Samantha Morris, PhD, Assistant Professor in the Departments of Genetics and Developmental Biology at Washington University School of Medicine, St. Louis, is focused on understanding how cell identity can be manipulated via direct lineage reprogramming. She is leveraging her expertise in developmental biology to create new technologies that assess cell identity and ancestry throughout differentiation, at single-cell resolution. In combination with innovative transcription factor binding assays, Samantha aims to elucidate the molecular mechanisms driving cell fate conversion toward fully defined and functional cell types in order to generate cells that can improve understanding of developmental mechanisms as well as be used for cellular therapies for damaged or dysfunctional tissues.
Advances over the past half-century, such as nuclear transfer and factor-mediated reprogramming, have revealed the remarkable plasticity of cell identity. ‘Direct lineage reprogramming’ aims to directly transform cell identity between fully differentiated somatic states via the forced expression of select transcription factors (TFs). Using this approach, fibroblasts have been directly converted toward many clinically valuable cell types. However, existing protocols are highly inefficient; only a fraction of cells are converted, and many of the converted cells remain developmentally immature or incompletely specified, drastically limiting their usage for therapeutic application, disease modeling and drug screening. Why is direct reprogramming inefficient, and why are the resulting cells incompletely converted and developmentally immature? How can engineered cells be directed more efficiently toward defined identity and functionality? To answer these questions, we use fibroblasts reprogrammed into induced endoderm progenitors (iEPs) as our model system. Reprogramming occurs via a prototypical protocol, driven by expression of FoxA pioneer TFs with their cofactor, Hnf4a, yet the inefficiency of reprogramming and heterogeneity of cells generated have precluded systematic mechanistic analysis. To overcome these challenges, we have developed novel technologies to permit single-cell lineage tracing throughout reprogramming, site-specific temporal recording of TF-binding, and analysis of differentiation and resulting cell function within a novel in vitro organ regeneration model. Together, these goals are broadly applicable to the engineering and assessment of any cell type via any route and will provide critical insight into how to improve the efficiency of cellular reprogramming, and the fidelity of differentiation to target cell identity.

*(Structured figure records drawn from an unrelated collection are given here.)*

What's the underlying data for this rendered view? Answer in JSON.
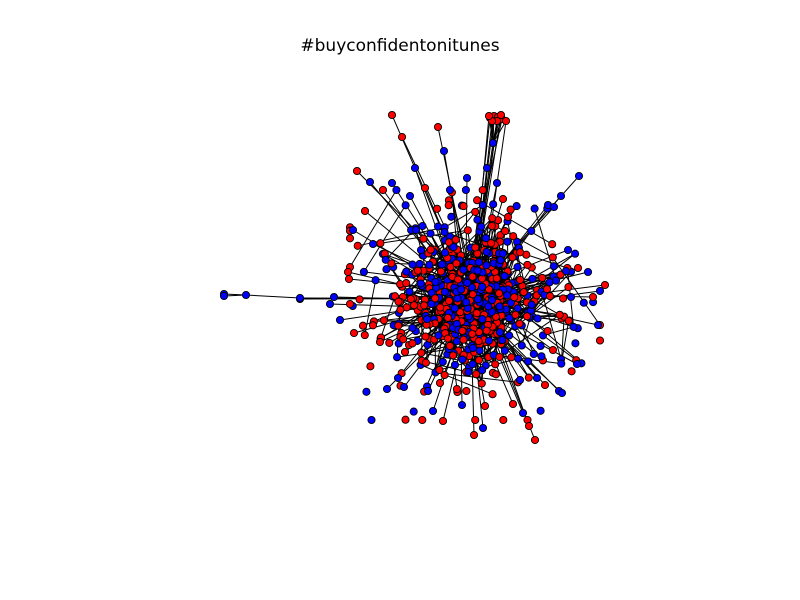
{
  "figure": {
    "title": "#buyconfidentonitunes"
  },
  "graph": {
    "node_colors": {
      "group_a": "#ff0000",
      "group_b": "#0000ff"
    },
    "edge_color": "#000000",
    "node_outline": "#000000",
    "background": "#ffffff"
  }
}
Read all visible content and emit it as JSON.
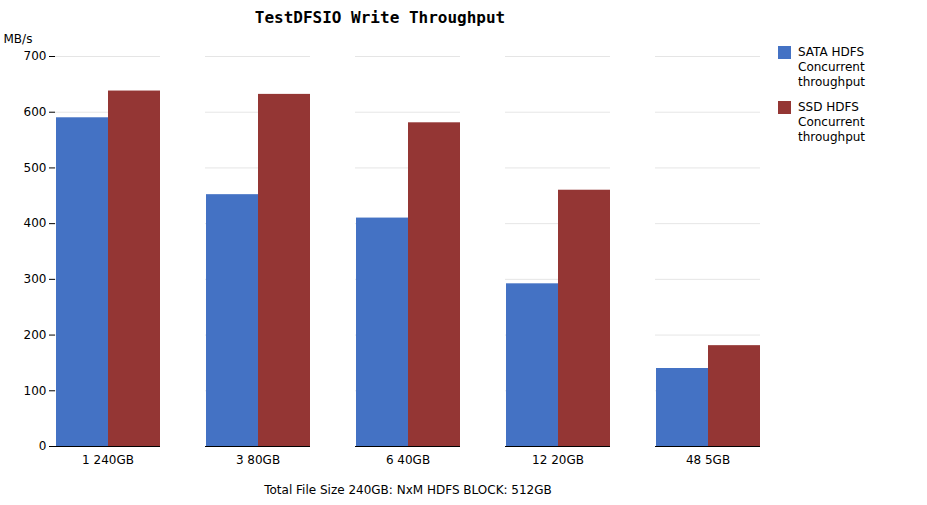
{
  "chart_data": {
    "type": "bar",
    "title": "TestDFSIO Write Throughput",
    "xlabel": "Total File Size 240GB: NxM HDFS BLOCK: 512GB",
    "ylabel": "MB/s",
    "categories": [
      "1 240GB",
      "3 80GB",
      "6 40GB",
      "12 20GB",
      "48 5GB"
    ],
    "series": [
      {
        "name": "SATA HDFS\nConcurrent\nthroughput",
        "color": "#4472C4",
        "values": [
          590,
          452,
          410,
          292,
          140
        ]
      },
      {
        "name": "SSD HDFS\nConcurrent\nthroughput",
        "color": "#943634",
        "values": [
          638,
          632,
          581,
          460,
          181
        ]
      }
    ],
    "ylim": [
      0,
      700
    ],
    "yticks": [
      0,
      100,
      200,
      300,
      400,
      500,
      600,
      700
    ],
    "grid": true,
    "legend": "right"
  }
}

Samantha Morris is an Assistant Professor in the Departments of Genetics, and Developmental Biology at Washington University School of Medicine, St. Louis, USA. As a postdoctoral fellow with Magdalena Zernicka-Goetz in Cambridge, UK, her work on early mammalian cell fate plasticity spurred an interest in manipulating cell fate for therapeutic purposes. In pursuit of this, Samantha joined the laboratory of George Daley at Boston Children’s Hospital and Harvard Medical School, where she focused on the computational analysis of gene regulatory networks to dissect and engineer cell identity. Samantha joined the Departments of Genetics, and Developmental Biology at WashU in July 2015 with a continued interest in engineering clinically relevant cell populations and translating new insights in cell fate specification into better models of disease and development.